In the previous parts, we explored the relationship between each feature and how to predict premium prices. In this part, we try to answer a different question. With all the given features in the datasets will we be able to determine a person’s diabetes status?

In order to better cluster the data, we implement principle component analysis to decrease the dimension of the data. First, we center the data by standardizing features with their means and standard deviations. Next, the Kaiser Criterion approach helps us obtain a systematically optimized number of components by setting a threshold of eigenvalues greater than 1.0 (Figure 7).

Figure 7

The result shows that the optimal number of principal components is 2, which explains 55.02% of the variance.

After obtaining the PCA-transformed data, Silhouette Score is implemented to compute the optimal number of clusters to apply in the KMeans approach. The result (Figure 7) shows that a clustering model with 2 clusters performs the best with an average silhouette score of 0.405.

Figure 8
Figure 9

To answer the Diabetes Classification question, we apply the XGBoost method to create a decision tree classifier. XGBoost contains a series of hyperparameters. To reach the optimal model without much knowledge regarding the healthcare and insurance industries, we perform the grid search cross-validation of each hyperparameter according to the recommended intervals.

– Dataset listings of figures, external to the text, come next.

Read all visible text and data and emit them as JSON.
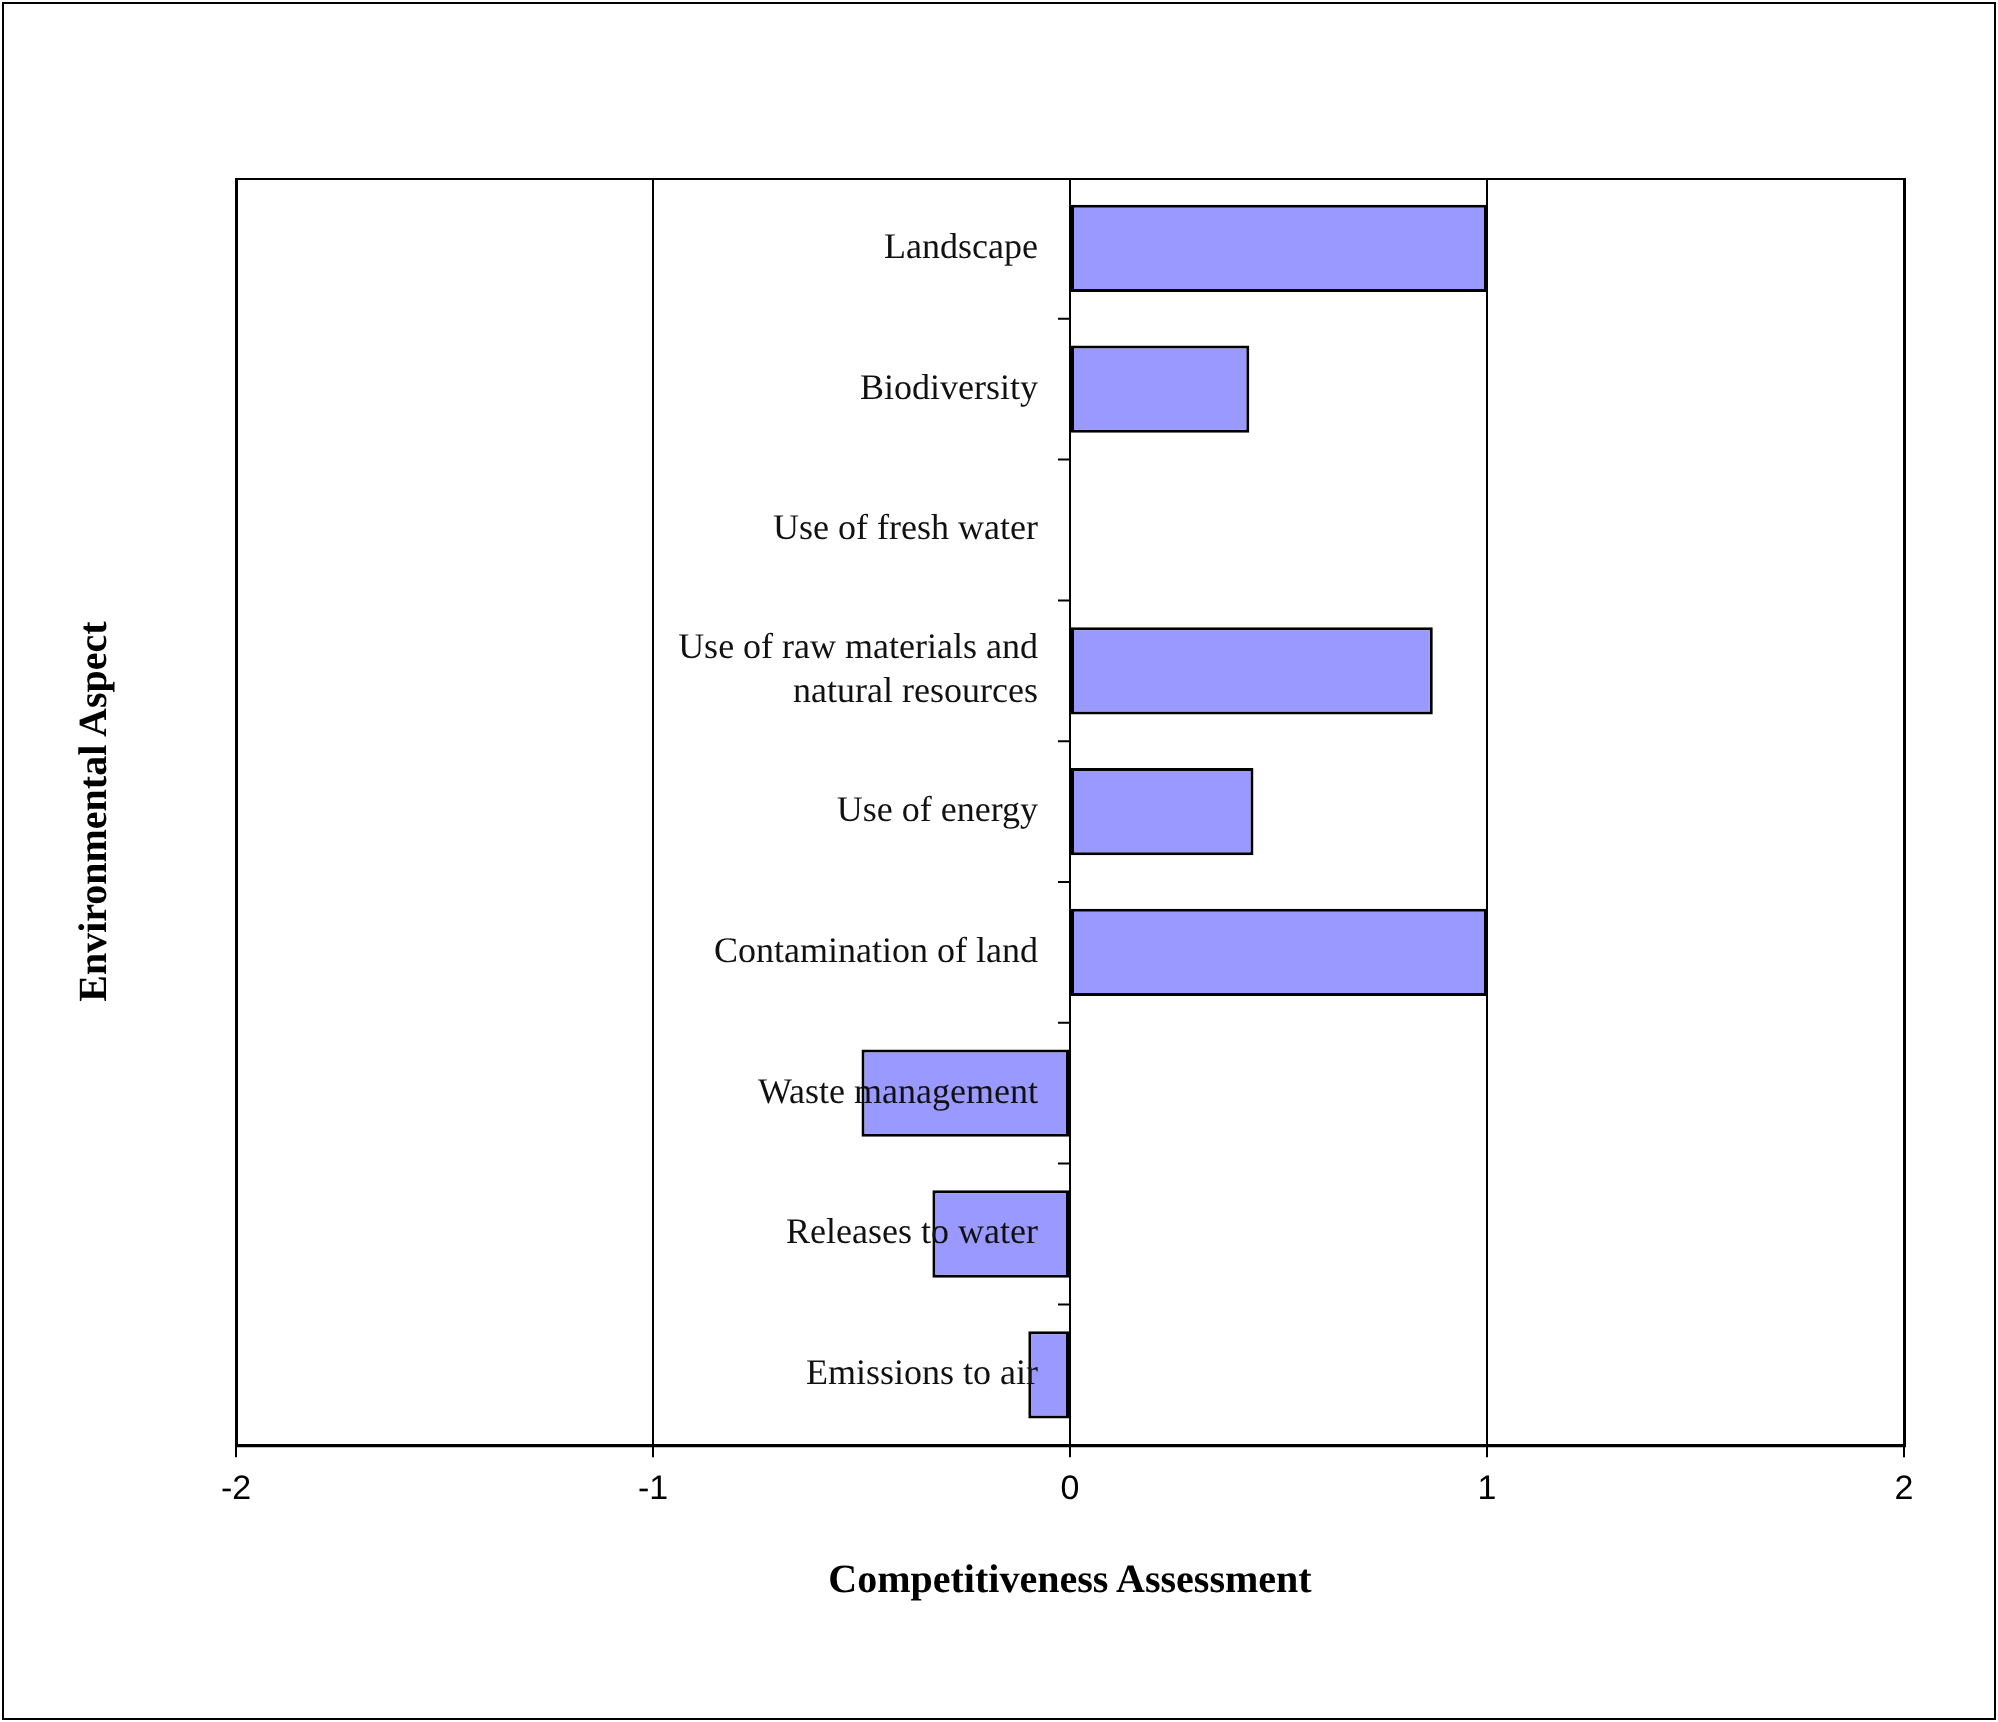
{
  "chart_data": {
    "type": "bar",
    "orientation": "horizontal",
    "xlabel": "Competitiveness Assessment",
    "ylabel": "Environmental Aspect",
    "categories": [
      "Landscape",
      "Biodiversity",
      "Use of fresh water",
      "Use of raw materials and natural resources",
      "Use of energy",
      "Contamination of land",
      "Waste management",
      "Releases to water",
      "Emissions to air"
    ],
    "values": [
      1,
      0.43,
      0,
      0.87,
      0.44,
      1,
      -0.5,
      -0.33,
      -0.1
    ],
    "color": "#9999ff",
    "xlim": [
      -2,
      2
    ],
    "xticks": [
      -2,
      -1,
      0,
      1,
      2
    ],
    "grid": "x",
    "legend": false
  }
}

We finalize the model with the following hyperparameters {‘colsample_bytree’: 0.5, ‘gamma’: 0, ‘learning_rate’: 0.01, ‘max_depth’: 7, ‘reg_lambda’: 1, ‘scale_pos_weight’: 1, ‘subsample’: 0.8} with an area under ROC curve value of 0.6511. The following (Figure 10 and Figure 11) shows the result of the optimized classifier.

Figure 10
Figure 11

The optimal classifier consists of features with distinct weights shown below.

Figure 12

From the scatter plot obtained by the KMeans clustering, we see that there exist two groups of people determined by all features except Diabetes which may be used to determine whether or not a person has diabetes. The classification model helps put our assumption to test. However, the area under ROC curve value of 0.6511 implies that our model is not robust enough to corroborate our assumption.

6. Conclusion

During the analysis, there were few assumptions that were made which could potentially affect the outcome of our analysis. First, we made the assumption that the relationship between the features and the independent variable is linear, but it is very possible that the relationship is non-linear (i.e. polynomial). Also, we made the assumption that the data retrieved for this project had no biased sampling. Particularly, we assumed that there were no other confounding variables which could have impacted the result. Finally, our assumption that these premium prices are of the same insurance plan draws significant limitations to our prediction as different insurance plans offer various coverages, hence, a distinct underlying pricing model for each plan. To mitigate some of the assumptions, we could gather data using stratified sampling, where we create multiple categories or subgroups in which the confounding variables do not vary much, and survey the patients.